What is a calculated column
Written by: Danny Galvan
A calculated column is a type of DAX calculation we can use for our Power BI reports.
The DAX calculations we write in Power BI will typically fall into 1 of 2 categories:
- calculated columns
- calculated measures
Calculated Measures can get complex, so we will start with calculated columns to build our understanding from the ground up. When I mentioned in a previous post that, DAX can look like an Excel formula for a newcomer, I was mostly referring to calculated columns. When I was first learning this stuff, that analogy helped to get me started.
Calculated columns can be useful for many cases but I would venture to say that most users will only create calculated columns to either:
- manipulate some string of text (I.e. concatenation) OR
- create a special category used as a flag or on a slicer/filter
There are many more cases but these two are quite common, especially if we want to quickly put a report or dashboard into use.
Let’s make a simple calculated column and see what it does. Although I mentioned that string and categorical data is most commonly used for calculated columns, I am going to use numerical values to illustrate a point and hopefully give you a deeper understanding.
Inside of Power BI Desktop, I navigate to the Data tab. From there, click on Modeling ribbon, and you should see “New Column” under Calculations. Click New Column and you should get the same as seen below.
Now we can give it a useful name and type our formula into the formula bar. Pay attention to the structure of this calculated column. We have a table name, two column names, and the subtraction operator used to perform a calculation.
So, in this example above, I named the calculated column “Gross Profit”. The formula simply subtracts the value of TotalCost from SalesAmount. The table from which these two fields belong to is Sales, as highlighted in orange.
Now I hit Enter and suddenly my calculation appears as a new column in the data set. No surprises here. We made a calculation and out comes a new column, hence the name calculated column.
Here is what this calculation told Power BI to do…
This calculation only cares about one row at a time. On each row, we take one value and subtract it from another to get a new value. Due to sorting by a specific product (a foreign key), our Gross Profit value is $3,775.60 on each row we see in the photo snippet. If every row of this data represented a unique transaction by a customer, then our Gross Profit would most likely be different for each row.
The main takeaway is that the calculation focuses on one row of data at a time because we did not include any functions which tell Power BI to calculate over multiples rows of data at a time. This is an important distinction when writing DAX. Each Gross Profit value is derived from the data on its own unique row. It does not care about the row above it or below it. If we want to calculate over more than one row at a time, or a specific group of data, we need to use DAX functions which aggregate our data.
What if I use an Aggregate function in a calculated column?
If our calculated column included an aggregate function (e.g SUM, AVG) and looked like this:
Total Sales = SUM(‘Sales’[SalesAmount])
… Power BI won’t give you an error. It will simply create a new column with the same value repeating on every row. Why? Because we told Power BI to sum all the SalesAmount values in our Sales table. That can only be one number.

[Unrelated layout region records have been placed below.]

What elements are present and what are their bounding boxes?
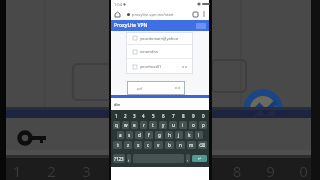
staticText: i bbox=[182, 122, 184, 128]
staticText: z bbox=[127, 142, 130, 148]
staticText: 2 bbox=[124, 113, 127, 119]
staticText: 0 bbox=[202, 113, 205, 119]
staticText: div bbox=[114, 102, 121, 107]
button[interactable]: 4 bbox=[139, 112, 148, 120]
button[interactable]: w bbox=[122, 121, 129, 129]
staticText: y bbox=[162, 122, 165, 128]
button[interactable]: ⇧ bbox=[113, 141, 122, 149]
staticText: url bbox=[137, 86, 143, 91]
button[interactable]: r bbox=[140, 121, 147, 129]
staticText: yourdomain@yahoo bbox=[140, 36, 179, 41]
staticText: 0 bbox=[287, 161, 320, 180]
staticText: f bbox=[148, 132, 150, 138]
button[interactable]: ?123 bbox=[113, 154, 125, 163]
button[interactable]: q bbox=[113, 121, 120, 129]
button[interactable]: yourhost01 bbox=[126, 59, 193, 74]
staticText: , bbox=[128, 156, 130, 162]
staticText: yourhost01 bbox=[140, 64, 162, 69]
staticText: 6 bbox=[162, 113, 165, 119]
button[interactable]: yourdomain@yahoo bbox=[126, 32, 193, 44]
button[interactable]: Tabs bbox=[191, 10, 200, 19]
staticText: 9 bbox=[254, 161, 287, 180]
staticText: v bbox=[157, 142, 160, 148]
staticText: a bbox=[119, 132, 122, 138]
staticText: w bbox=[124, 122, 128, 128]
staticText: 2 bbox=[34, 161, 69, 180]
staticText: d bbox=[138, 132, 141, 138]
button[interactable]: More options bbox=[200, 10, 208, 18]
staticText: smartdns bbox=[140, 49, 158, 54]
button[interactable]: g bbox=[155, 131, 163, 139]
staticText: m bbox=[189, 142, 194, 148]
button[interactable]: z bbox=[124, 141, 132, 149]
staticText: q bbox=[115, 122, 118, 128]
button[interactable]: ⌫ bbox=[198, 141, 207, 149]
button[interactable]: c bbox=[144, 141, 152, 149]
button[interactable]: f bbox=[145, 131, 153, 139]
button[interactable]: 1 bbox=[112, 112, 121, 120]
button[interactable]: b bbox=[165, 141, 174, 149]
staticText: ↵ bbox=[198, 156, 202, 161]
staticText: ⇧ bbox=[116, 143, 120, 148]
staticText: ?123 bbox=[114, 156, 124, 162]
staticText: proxylite-vpn.me/start bbox=[132, 12, 174, 17]
button[interactable]: 3 bbox=[130, 112, 139, 120]
button[interactable]: a bbox=[117, 131, 124, 139]
button[interactable]: l bbox=[195, 131, 203, 139]
button[interactable]: m bbox=[187, 141, 196, 149]
button[interactable]: . bbox=[186, 154, 190, 163]
button[interactable]: 2 bbox=[121, 112, 130, 120]
button[interactable]: Enter bbox=[192, 155, 207, 162]
button[interactable]: smartdns bbox=[126, 45, 193, 58]
button[interactable]: y bbox=[159, 121, 167, 129]
staticText: 8 bbox=[182, 113, 185, 119]
staticText: c bbox=[147, 142, 150, 148]
button[interactable]: v bbox=[154, 141, 163, 149]
staticText: 3 bbox=[69, 161, 104, 180]
button[interactable]: o bbox=[189, 121, 197, 129]
staticText: 5 bbox=[152, 113, 155, 119]
button[interactable]: e bbox=[131, 121, 138, 129]
staticText: t bbox=[152, 122, 154, 128]
staticText: 8 bbox=[220, 161, 254, 180]
button[interactable]: h bbox=[165, 131, 173, 139]
staticText: u bbox=[172, 122, 175, 128]
button[interactable]: url bbox=[127, 81, 185, 95]
staticText: p bbox=[202, 122, 205, 128]
button[interactable]: j bbox=[175, 131, 183, 139]
button[interactable]: n bbox=[176, 141, 185, 149]
staticText: b bbox=[168, 142, 171, 148]
button[interactable]: 6 bbox=[158, 112, 168, 120]
staticText: 1 bbox=[115, 113, 118, 119]
staticText: 4 bbox=[142, 113, 145, 119]
button[interactable]: d bbox=[135, 131, 143, 139]
button[interactable]: k bbox=[185, 131, 193, 139]
button[interactable]: Home bbox=[113, 10, 122, 19]
staticText: 1:04 bbox=[114, 2, 122, 7]
button[interactable]: 8 bbox=[178, 112, 188, 120]
staticText: s bbox=[128, 132, 131, 138]
staticText: o bbox=[192, 122, 195, 128]
button[interactable]: 0 bbox=[198, 112, 208, 120]
button[interactable]: , bbox=[127, 154, 131, 163]
button[interactable]: 5 bbox=[148, 112, 158, 120]
staticText: 3 bbox=[133, 113, 136, 119]
staticText: x bbox=[137, 142, 140, 148]
staticText: l bbox=[198, 132, 200, 138]
button[interactable]: 9 bbox=[188, 112, 198, 120]
button[interactable]: p bbox=[199, 121, 207, 129]
button[interactable]: t bbox=[149, 121, 157, 129]
staticText: ProxyLite VPN bbox=[114, 22, 148, 29]
button[interactable]: x bbox=[134, 141, 142, 149]
button[interactable]: s bbox=[126, 131, 133, 139]
staticText: e bbox=[133, 122, 136, 128]
button[interactable]: u bbox=[169, 121, 177, 129]
staticText: k bbox=[188, 132, 191, 138]
staticText: 1 bbox=[0, 161, 34, 180]
button[interactable]: i bbox=[179, 121, 187, 129]
staticText: j bbox=[178, 132, 180, 138]
staticText: 7 bbox=[172, 113, 175, 119]
button[interactable]: 7 bbox=[168, 112, 178, 120]
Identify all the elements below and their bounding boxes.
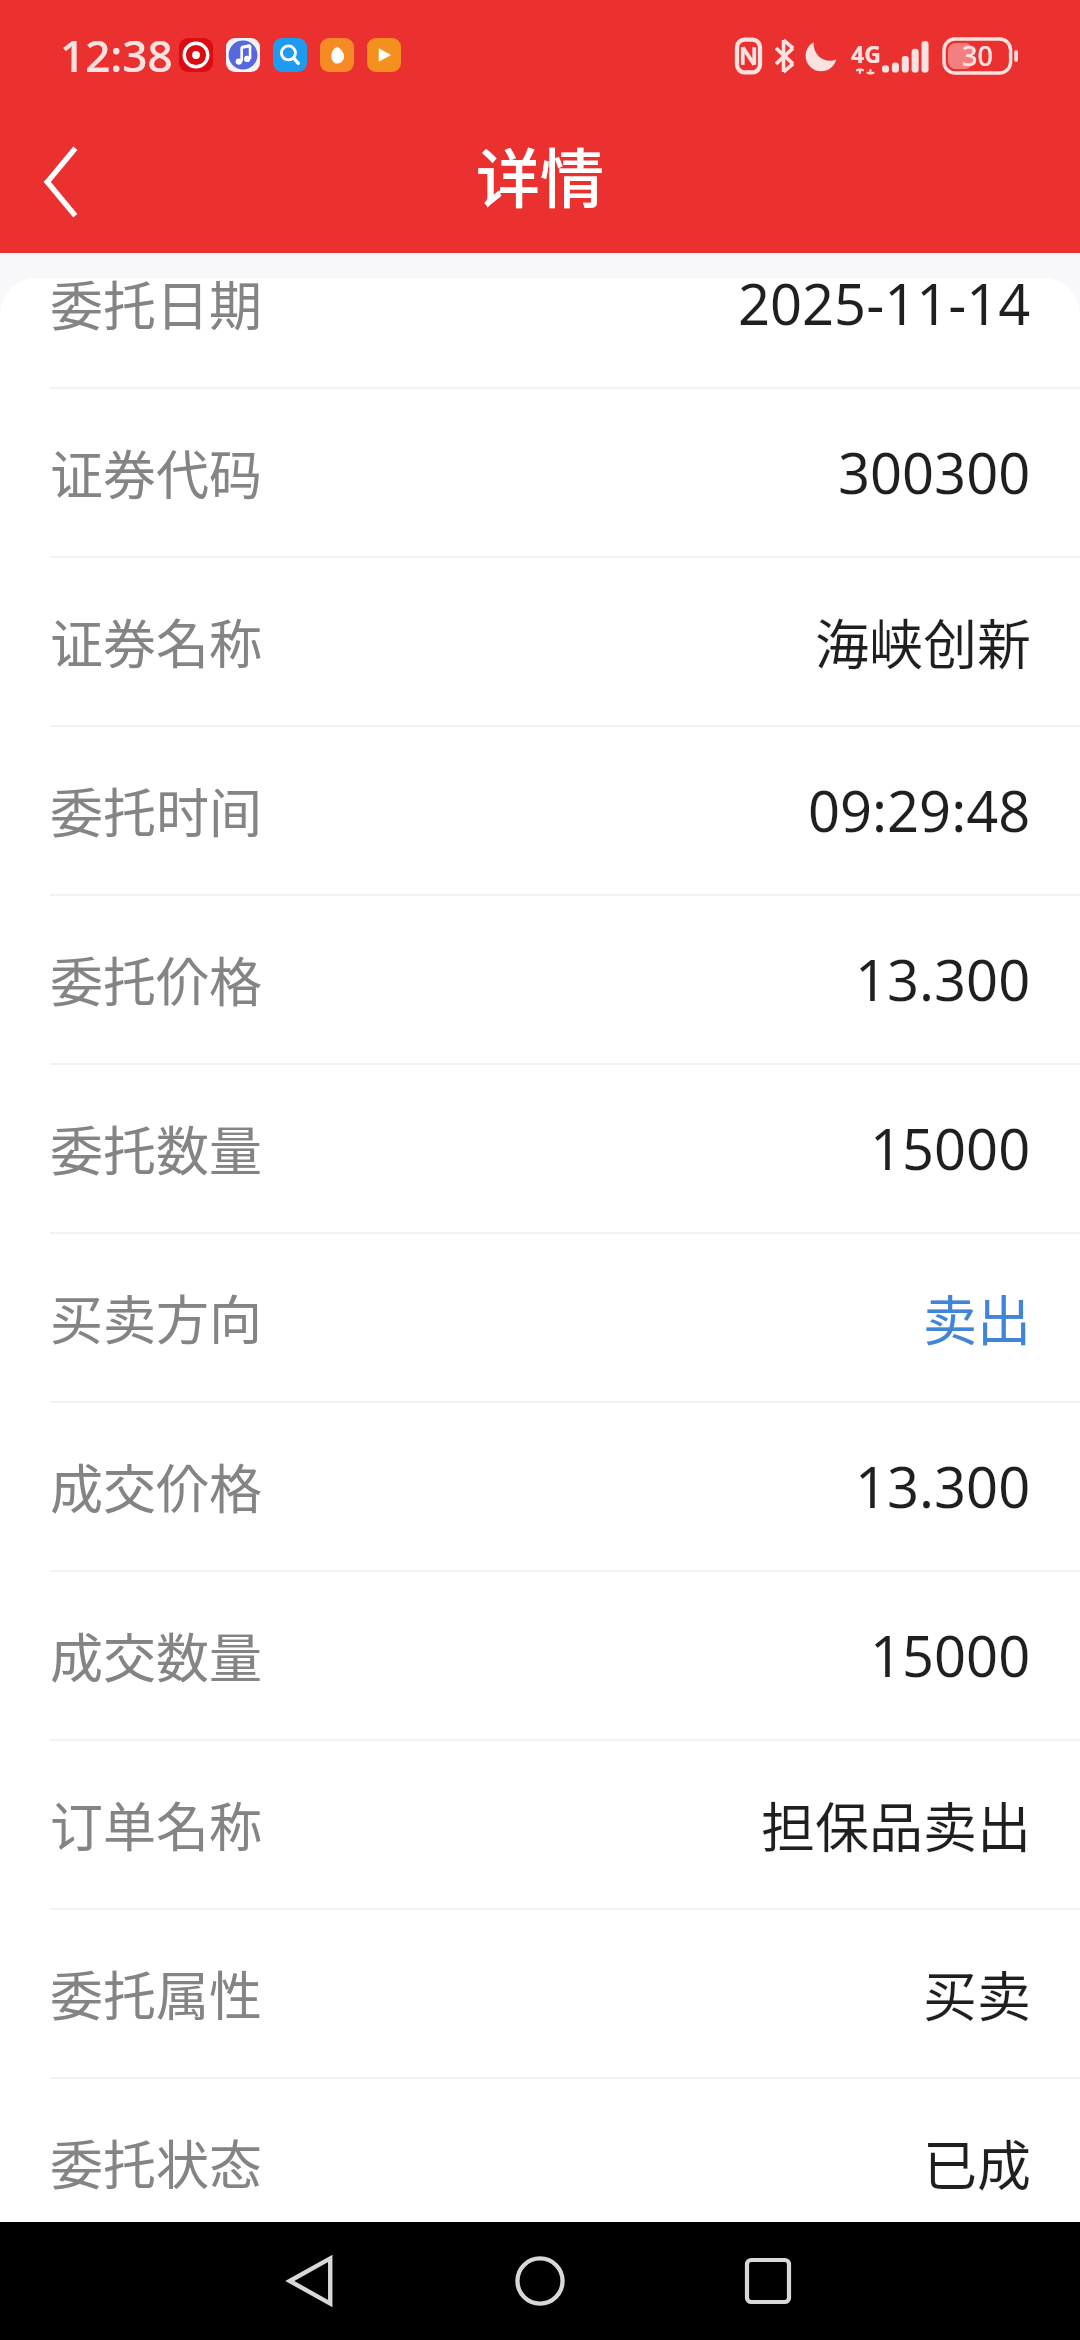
staticText: 买卖方向	[50, 1279, 262, 1356]
button[interactable]: 成交数量	[0, 1572, 1080, 1739]
button[interactable]: Recents	[713, 2226, 823, 2336]
staticText: 13.300	[855, 1448, 1031, 1524]
staticText: 卖出	[923, 1278, 1031, 1356]
staticText: 12:38	[60, 25, 173, 85]
button[interactable]: 委托价格	[0, 896, 1080, 1063]
staticText: 海峡创新	[815, 602, 1031, 680]
staticText: 证券名称	[50, 603, 262, 680]
staticText: 15000	[870, 1110, 1031, 1186]
staticText: 证券代码	[50, 434, 262, 511]
staticText: 详情	[476, 128, 604, 221]
button[interactable]: 委托数量	[0, 1065, 1080, 1232]
button[interactable]: 证券代码	[0, 389, 1080, 556]
staticText: 300300	[838, 434, 1031, 510]
button[interactable]: 委托时间	[0, 727, 1080, 894]
staticText: 担保品卖出	[761, 1785, 1031, 1863]
staticText: 委托时间	[50, 772, 262, 849]
staticText: 成交数量	[50, 1617, 262, 1694]
button[interactable]: 证券名称	[0, 558, 1080, 725]
button[interactable]: 买卖方向	[0, 1234, 1080, 1401]
button[interactable]: 订单名称	[0, 1741, 1080, 1908]
staticText: 委托属性	[50, 1955, 262, 2032]
staticText: 成交价格	[50, 1448, 262, 1525]
staticText: 委托状态	[50, 2124, 262, 2201]
button[interactable]: 委托日期	[0, 278, 1080, 387]
staticText: 委托数量	[50, 1110, 262, 1187]
staticText: 4G	[851, 38, 881, 69]
button[interactable]: 委托属性	[0, 1910, 1080, 2077]
staticText: 已成	[923, 2123, 1031, 2201]
other: NFC	[736, 39, 761, 73]
button[interactable]: 委托状态	[0, 2079, 1080, 2222]
staticText: 2025-11-14	[738, 278, 1031, 341]
button[interactable]: Back	[255, 2226, 365, 2336]
staticText: 15000	[870, 1617, 1031, 1693]
button[interactable]: Home	[485, 2226, 595, 2336]
staticText: 买卖	[923, 1954, 1031, 2032]
button[interactable]: 成交价格	[0, 1403, 1080, 1570]
staticText: 委托日期	[50, 278, 262, 342]
staticText: 13.300	[855, 941, 1031, 1017]
staticText: 委托价格	[50, 941, 262, 1018]
staticText: 09:29:48	[808, 772, 1031, 848]
button[interactable]: Back	[5, 127, 115, 237]
staticText: 30	[962, 37, 993, 74]
staticText: 订单名称	[50, 1786, 262, 1863]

What’s even worse is that it only calculates this once and stores the value. This is how calculated columns work. So, if you try to use this calculated column in a graph or matrix, it’s not going to recalculate for you based on the context (context is a very important concept for DAX) you created on your report, because the value is already set and computed.
If you try and use this new column to do other calculations, it’s worthless. For example, if you drag it into a graph in Power BI it’s just going to re-sum every Gross Profit value based on the filter category you selected. You would most likely notice an abnormally high number in your graph.
Since the value would be the same for the whole table, it would be more like an attribute of the table than a metric of the data. The solution to this problem is calculated measures, the logical next step in learning DAX.
Hopefully by now when you think about calculated columns, you have some basic idea of where it fits into Power BI. Knowing some basic theory on behavior and limitation of calculated columns should certainly help. Now go experiment with your own!